VENEZIA. Un colpo di sole fuori stagione o la spia di un malessere sotterraneo che andrebbe diagnosticato in tempo, pena conseguenze serie per la salute della politica? Nella sua disarmante gravità, la vicenda dell’assessore alla Mobilità Enrico Mingardi - che, come niente fosse, sbatte la porta del Pd e del centrosinistra e passa nell’altra metà del campo - pone due diversi ordini di questioni e innesca più di un campanello d’allarme non solo per il centrosinistra veneziano, impegnato in una difficilissima partita per conservare la guida di Ca’ Farsetti, ma, appunto, per la politica in senso lato.


Da tempo in declino per calibro morale nonchè per inadeguatezza di proposte e progetti, la politica avrebbe fatto volentieri a meno di questo episodio che la colloca nel genere mercato calciatori-choc. Una cosa simile a quella patita dai tifosi dell’Inter quando assistettero allibiti al passaggio di Ronaldo al Milan. Ma tant’è: i calciatori, uomini-simbolo di un club o portabandiera di una città, sono strapagati per far vincere la loro squadra e per far divertire la gente. Nel caso in questione, non si parla di ingaggi e non si diverte nessuno. Ma c’è un’aggravante: che credibilità può avere Mingardi che cerca asilo nel centrodestra e che credibilità può avere il centrodestra che lo accoglie, se lo accoglierà? E ancora: che idea si fanno i cittadini di queste capriole? Risposta fin troppo facile: che tutto è della stessa pasta, che stare di qua o di là è la stessa cosa, e che non ci sono differenze.

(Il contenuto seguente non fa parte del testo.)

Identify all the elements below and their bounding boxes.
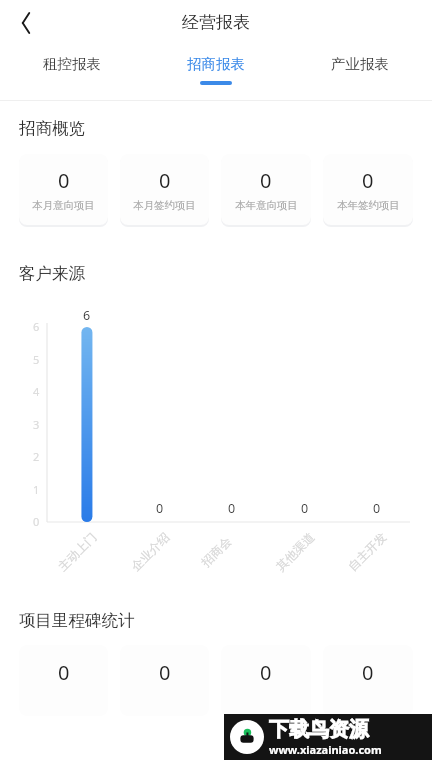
staticText: 0: [301, 500, 309, 517]
button[interactable]: 0: [19, 154, 108, 225]
staticText: 产业报表: [331, 55, 389, 73]
staticText: 6: [33, 319, 40, 334]
button[interactable]: 0: [323, 154, 413, 225]
staticText: 自主开发: [345, 529, 389, 574]
staticText: 招商会: [198, 534, 234, 570]
staticText: 0: [58, 167, 70, 194]
staticText: 6: [83, 307, 91, 324]
button[interactable]: 0: [19, 645, 108, 716]
staticText: 0: [362, 167, 374, 194]
staticText: www.xiazainiao.com: [269, 742, 382, 757]
button[interactable]: 租控报表: [0, 45, 144, 100]
staticText: 0: [159, 167, 171, 194]
staticText: 招商概览: [19, 118, 85, 139]
staticText: 本年意向项目: [235, 199, 298, 212]
staticText: 0: [58, 659, 70, 686]
button[interactable]: 0: [323, 645, 413, 716]
staticText: 0: [362, 659, 374, 686]
button[interactable]: 0: [120, 154, 209, 225]
button[interactable]: 0: [221, 645, 311, 716]
staticText: 0: [260, 659, 272, 686]
button[interactable]: 0: [120, 645, 209, 716]
staticText: 本月签约项目: [133, 199, 196, 212]
staticText: 主动上门: [55, 529, 99, 574]
staticText: 0: [33, 514, 40, 529]
staticText: 租控报表: [43, 55, 101, 73]
staticText: 0: [373, 500, 381, 517]
button[interactable]: 产业报表: [288, 45, 432, 100]
staticText: 0: [260, 167, 272, 194]
staticText: 2: [33, 449, 40, 464]
staticText: 客户来源: [19, 263, 85, 284]
staticText: 0: [228, 500, 236, 517]
staticText: 4: [33, 384, 40, 399]
staticText: 下载鸟资源: [269, 717, 369, 742]
staticText: 0: [156, 500, 164, 517]
button[interactable]: Back: [6, 3, 46, 43]
staticText: 3: [33, 417, 40, 432]
button[interactable]: 0: [221, 154, 311, 225]
staticText: 企业介绍: [128, 529, 172, 574]
staticText: 本年签约项目: [337, 199, 400, 212]
staticText: 招商报表: [187, 55, 245, 73]
staticText: 0: [159, 659, 171, 686]
staticText: 其他渠道: [273, 529, 317, 574]
staticText: 5: [33, 352, 40, 367]
staticText: 经营报表: [182, 12, 250, 33]
staticText: 项目里程碑统计: [19, 610, 135, 631]
staticText: 本月意向项目: [32, 199, 95, 212]
staticText: 1: [33, 482, 40, 497]
button[interactable]: 招商报表: [144, 45, 288, 100]
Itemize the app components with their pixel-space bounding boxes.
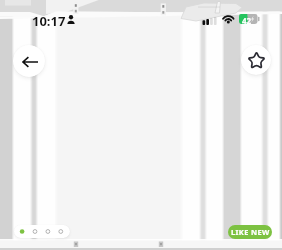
- button[interactable]: [14, 225, 70, 238]
- button[interactable]: Add to favourites: [241, 45, 271, 75]
- staticText: 10:17: [32, 12, 66, 30]
- staticText: 42: [242, 15, 252, 25]
- button[interactable]: Back: [13, 45, 45, 77]
- button[interactable]: LIKE NEW: [228, 225, 272, 239]
- staticText: LIKE NEW: [231, 227, 270, 237]
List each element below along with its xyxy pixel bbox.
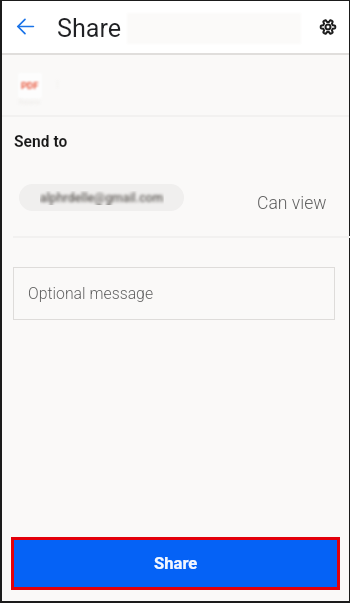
staticText: PDF [21,80,39,91]
button[interactable]: Settings [311,10,344,43]
button[interactable]: Back [9,10,42,43]
button[interactable]: Optional message [13,267,335,320]
staticText: Optional message [28,284,154,303]
button[interactable]: PDF attachment [18,73,42,98]
button[interactable]: Can view [257,193,327,214]
button[interactable]: Share [14,540,337,587]
staticText: alphrdelle@gmail.com [40,191,164,205]
staticText: Share [57,14,122,44]
staticText: Can view [257,193,327,214]
button[interactable]: Recipient email [19,184,184,211]
staticText: Send to [14,133,68,151]
staticText: Share [154,554,198,573]
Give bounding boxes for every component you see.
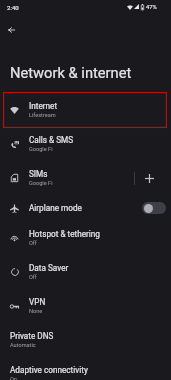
staticText: Private DNS [10, 331, 54, 341]
button[interactable]: Internet [0, 93, 171, 127]
staticText: Network & internet [10, 64, 132, 81]
staticText: Adaptive connectivity [10, 365, 88, 375]
staticText: Google Fi [29, 180, 53, 187]
button[interactable]: Airplane mode [0, 195, 171, 221]
button[interactable]: Back [1, 20, 21, 40]
staticText: 47% [146, 4, 157, 11]
staticText: Calls & SMS [29, 135, 74, 145]
button[interactable]: SIMs [0, 161, 171, 195]
button[interactable]: Data Saver [0, 255, 171, 289]
staticText: Hotspot & tethering [29, 229, 100, 239]
staticText: Google Fi [29, 146, 53, 153]
staticText: Off [29, 240, 37, 247]
staticText: SIMs [29, 169, 48, 179]
staticText: Off [29, 274, 37, 281]
staticText: None [29, 308, 43, 315]
staticText: Lifestream [29, 112, 56, 119]
staticText: 2:40 [7, 4, 19, 11]
button[interactable]: VPN [0, 289, 171, 323]
button[interactable]: Private DNS [0, 323, 171, 357]
staticText: VPN [29, 297, 46, 307]
staticText: Airplane mode [29, 203, 82, 213]
button[interactable]: Adaptive connectivity [0, 357, 171, 380]
button[interactable]: Hotspot & tethering [0, 221, 171, 255]
staticText: Automatic [10, 342, 36, 349]
button[interactable]: Airplane mode toggle [142, 202, 166, 214]
button[interactable]: Calls & SMS [0, 127, 171, 161]
button[interactable]: Add SIM [139, 168, 159, 188]
staticText: On [10, 376, 17, 380]
staticText: Data Saver [29, 263, 69, 273]
staticText: Internet [29, 101, 58, 111]
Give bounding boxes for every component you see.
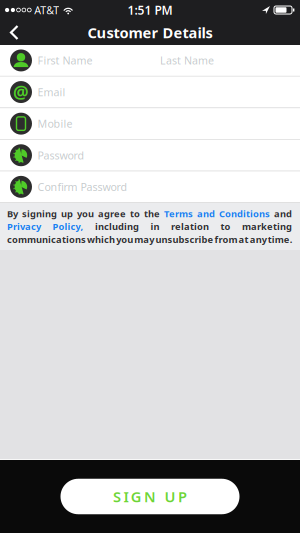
button[interactable]: Privacy xyxy=(7,220,41,233)
staticText: 1:51 PM xyxy=(128,2,172,18)
button[interactable]: Confirm Password xyxy=(0,171,300,202)
staticText: and xyxy=(274,208,292,220)
staticText: unsubscribe xyxy=(155,233,213,246)
staticText: Customer Details xyxy=(88,23,212,42)
staticText: marketing xyxy=(242,220,292,233)
staticText: communications xyxy=(7,233,86,246)
staticText: up xyxy=(61,208,73,220)
staticText: First Name xyxy=(38,53,92,68)
staticText: at xyxy=(239,233,249,246)
button[interactable]: Conditions xyxy=(219,208,270,220)
button[interactable]: Back xyxy=(0,22,19,44)
staticText: which xyxy=(87,233,115,246)
staticText: you xyxy=(116,233,133,246)
button[interactable]: Policy, xyxy=(52,220,84,233)
staticText: @ xyxy=(13,80,29,104)
staticText: any xyxy=(250,233,267,246)
staticText: in xyxy=(150,220,160,233)
staticText: relation xyxy=(171,220,209,233)
button[interactable]: Password xyxy=(0,140,300,171)
staticText: Last Name xyxy=(160,53,214,68)
staticText: SIGN UP xyxy=(113,487,187,506)
button[interactable]: and xyxy=(197,208,215,220)
staticText: agree xyxy=(98,208,126,220)
staticText: may xyxy=(134,233,154,246)
staticText: Mobile xyxy=(38,117,72,131)
staticText: the xyxy=(144,208,160,220)
button[interactable]: Terms xyxy=(164,208,193,220)
staticText: Conditions xyxy=(219,208,270,220)
staticText: Terms xyxy=(164,208,193,220)
staticText: signing xyxy=(22,208,57,220)
staticText: you xyxy=(77,208,94,220)
staticText: time. xyxy=(268,233,293,246)
button[interactable]: First Name xyxy=(0,45,160,76)
staticText: to xyxy=(220,220,230,233)
button[interactable]: Last Name xyxy=(160,45,300,76)
staticText: including xyxy=(95,220,139,233)
button[interactable]: Mobile xyxy=(0,108,300,139)
staticText: and xyxy=(197,208,215,220)
staticText: from xyxy=(214,233,238,246)
staticText: Confirm Password xyxy=(38,180,128,194)
staticText: to xyxy=(130,208,140,220)
button[interactable]: SIGN UP xyxy=(60,479,240,514)
staticText: Email xyxy=(38,85,66,99)
staticText: Privacy xyxy=(7,220,41,233)
staticText: Policy, xyxy=(52,220,84,233)
staticText: AT&T xyxy=(34,3,59,17)
staticText: Password xyxy=(38,148,84,162)
button[interactable]: @ xyxy=(0,77,300,108)
staticText: By xyxy=(7,208,18,220)
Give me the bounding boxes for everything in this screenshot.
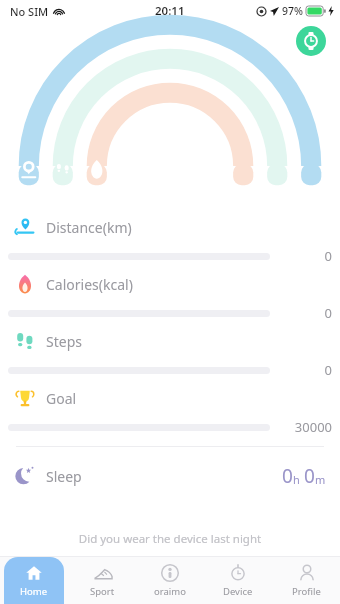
staticText: Sleep (46, 467, 82, 486)
button[interactable]: Home (4, 557, 64, 604)
button[interactable]: Distance(km) (0, 208, 340, 265)
staticText: Distance(km) (46, 218, 132, 237)
staticText: 0 (324, 304, 332, 322)
button[interactable]: Calories(kcal) (0, 265, 340, 322)
button[interactable]: Goal (0, 379, 340, 436)
staticText: 0 (282, 463, 293, 489)
staticText: Goal (46, 389, 77, 408)
button[interactable]: Sleep (0, 447, 340, 497)
staticText: 0 (304, 463, 315, 489)
button[interactable]: Watch (296, 26, 326, 56)
staticText: 20:11 (155, 3, 185, 19)
staticText: Sport (90, 585, 115, 598)
staticText: m (315, 472, 326, 487)
staticText: Did you wear the device last night (0, 531, 340, 547)
staticText: Profile (292, 585, 321, 598)
staticText: Home (20, 585, 48, 598)
staticText: No SIM (10, 4, 49, 19)
staticText: Steps (46, 332, 82, 351)
staticText: 30000 (294, 418, 332, 436)
staticText: 0 (324, 247, 332, 265)
button[interactable]: oraimo (140, 557, 200, 604)
button[interactable]: Steps (0, 322, 340, 379)
staticText: Device (223, 585, 253, 598)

Un grande assist, insomma, al dilagante populismo di cui soffre il Paese. Forse ha ragione il sindaco Cacciari a dire che il caso Mingardi è figlio di questi anni sporchi, se questo vuol dire mancanza di quel senso erasmiano teorizzato da Ralf Dahrendorf che ha consentito ad una schiera di grandi intellettuali europei di non cedere di fronte alle lusinghe dei totalitarismi del Novecento. Certo, qui si tratta forse di un banale cedimento autoreferenziale contrario alla cultura di servizio cui fa riferimento la provenienza di Mingardi, ma dal punto di vista etico e morale le cose non cambiano.


Ecco perchè il centrosinistra veneziano, e il Pd in particolare (ma la cosa potrebbe riguardare anche lo schieramento avverso) dovrebbero cogliere l’occasione per darsi una mossa, guardandosi dentro senza tentennamenti e senza indugi, per scoprire se il caso Mingardi è il sintomo di una malattia silenziosa e rischiosa, e se è contagiosa. Perchè il malessere che affligge il Pd da Sud a Nord è anche frutto di regressioni ideali e di vuoti di leadership ai quali sarebbe ora di rispondere con serietà, costruendo un percorso chiaro e condiviso da tutti. E perchè guarire da questo malessere, sarebbe un’altra vita anche per la politica e per la democrazia italiana oggi preda di sterili conformismi.